Theresa May under fire over 'complex reasons' food banks answer
Theresa May has come under fire from Labour, who accused the Prime Minister of failing to explain why some NHS nurses are being forced to use food banks.
Labour's election coordinator Ian Lavery said the fact some nurses needed help to feed themselves showed "everything that's wrong with today's society".
And he accused the Tory leader of not having the "common decency" to condemn the situation faced by public sector workers whose pay has been capped for the last six years.
It comes after the Royal College of Nursing revealed last month that there had been a 50% rise in the number of nurses seeking financial assistance since 2010.
The RCN's chief executive, Janet Davies, said many of her members were "struggling to make ends meet, with some taking on second jobs or even turning to food banks."
Grilled on the subject this morning on the Andrew Marr Show, Mrs May replied: “There are many complex reasons why people go to foodbanks. I want to develop an economy where, yes, we have a strong economy so that we can pay for the public services people need but also we have an economy where we’re creating secure jobs and well-paid jobs and higher-paid jobs for people."
And she claimed that Labour's spending plans would mean less money available for wages in the public sector, meaning lower pay for staff such as nurses.
“But you’re only going to be able to do this if you have a government that understands the importance of that strength in the economy. If you look at the proposals the Labour party are coming forward with, they’re nonsensical proposals which simply don’t add up and would actually lead to less money being available for the National Health Service, less money being available for public sector pay and higher taxes on people.”
Shadow Trade Secretary Barry Gardiner was among those to attack Mrs May.
Mr Lavery also weighed in, telling the BBC's Sunday Politics:
"Theresa May the Prime Minister this morning on the Marr show didn't have the common decency, courtesy or respect to condone [sic] the fact that nurses, the heroes of the NHS, have had a reduction of 14% in their wages since 2010 and are using food banks to feed themselves.
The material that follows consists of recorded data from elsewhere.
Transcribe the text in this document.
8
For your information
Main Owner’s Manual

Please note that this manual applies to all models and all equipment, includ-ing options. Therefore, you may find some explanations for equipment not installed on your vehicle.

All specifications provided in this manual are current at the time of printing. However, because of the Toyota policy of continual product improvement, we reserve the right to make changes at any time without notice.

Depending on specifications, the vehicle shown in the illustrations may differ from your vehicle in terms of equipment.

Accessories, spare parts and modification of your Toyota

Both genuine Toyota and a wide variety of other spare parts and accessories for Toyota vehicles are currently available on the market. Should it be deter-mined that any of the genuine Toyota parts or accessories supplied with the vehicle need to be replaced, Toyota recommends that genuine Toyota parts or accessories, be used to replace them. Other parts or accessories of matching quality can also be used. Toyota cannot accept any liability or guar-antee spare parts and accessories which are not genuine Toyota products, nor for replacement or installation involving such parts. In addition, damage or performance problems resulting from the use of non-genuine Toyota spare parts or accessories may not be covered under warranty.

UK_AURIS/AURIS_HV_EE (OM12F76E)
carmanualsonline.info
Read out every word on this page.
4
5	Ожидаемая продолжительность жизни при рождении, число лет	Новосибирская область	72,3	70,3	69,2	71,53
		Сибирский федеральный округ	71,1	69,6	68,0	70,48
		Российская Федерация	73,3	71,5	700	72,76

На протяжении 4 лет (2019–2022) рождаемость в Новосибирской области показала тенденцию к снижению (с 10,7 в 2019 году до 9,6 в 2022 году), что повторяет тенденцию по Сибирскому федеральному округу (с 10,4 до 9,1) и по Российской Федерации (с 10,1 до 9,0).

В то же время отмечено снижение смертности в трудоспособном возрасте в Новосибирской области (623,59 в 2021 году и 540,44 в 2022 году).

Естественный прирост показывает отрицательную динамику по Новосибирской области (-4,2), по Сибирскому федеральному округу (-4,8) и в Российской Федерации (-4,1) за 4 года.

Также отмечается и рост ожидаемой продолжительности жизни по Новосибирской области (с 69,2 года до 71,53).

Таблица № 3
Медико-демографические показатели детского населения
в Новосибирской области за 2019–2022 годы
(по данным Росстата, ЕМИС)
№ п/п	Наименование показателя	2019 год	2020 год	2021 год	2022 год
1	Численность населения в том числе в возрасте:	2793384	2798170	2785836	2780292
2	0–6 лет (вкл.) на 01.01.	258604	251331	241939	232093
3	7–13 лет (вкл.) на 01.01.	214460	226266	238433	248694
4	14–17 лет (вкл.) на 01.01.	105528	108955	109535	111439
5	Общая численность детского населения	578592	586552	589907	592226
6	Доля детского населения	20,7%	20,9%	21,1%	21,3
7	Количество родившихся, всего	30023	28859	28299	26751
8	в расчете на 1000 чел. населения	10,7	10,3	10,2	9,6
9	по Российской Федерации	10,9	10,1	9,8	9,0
Does that not say everything that's wrong with today's society?"
But he came under fire from host Andrew Neil for failing to spell out how Labour would finance its own policy commitments, which include ending the pay freeze in the public sector.
Mr Lavery said he was "well aware" of the costings involved, but insisted people would have to wait for the party's manifesto, due on 15 May.
"What I will say is that everything the Labour party pledges, everything we come out with, everything we roll out between now and 8 June will be fully costed, people will be very much aware of how much the costings will be, where the funding will come from, when the manifesto is published," he said.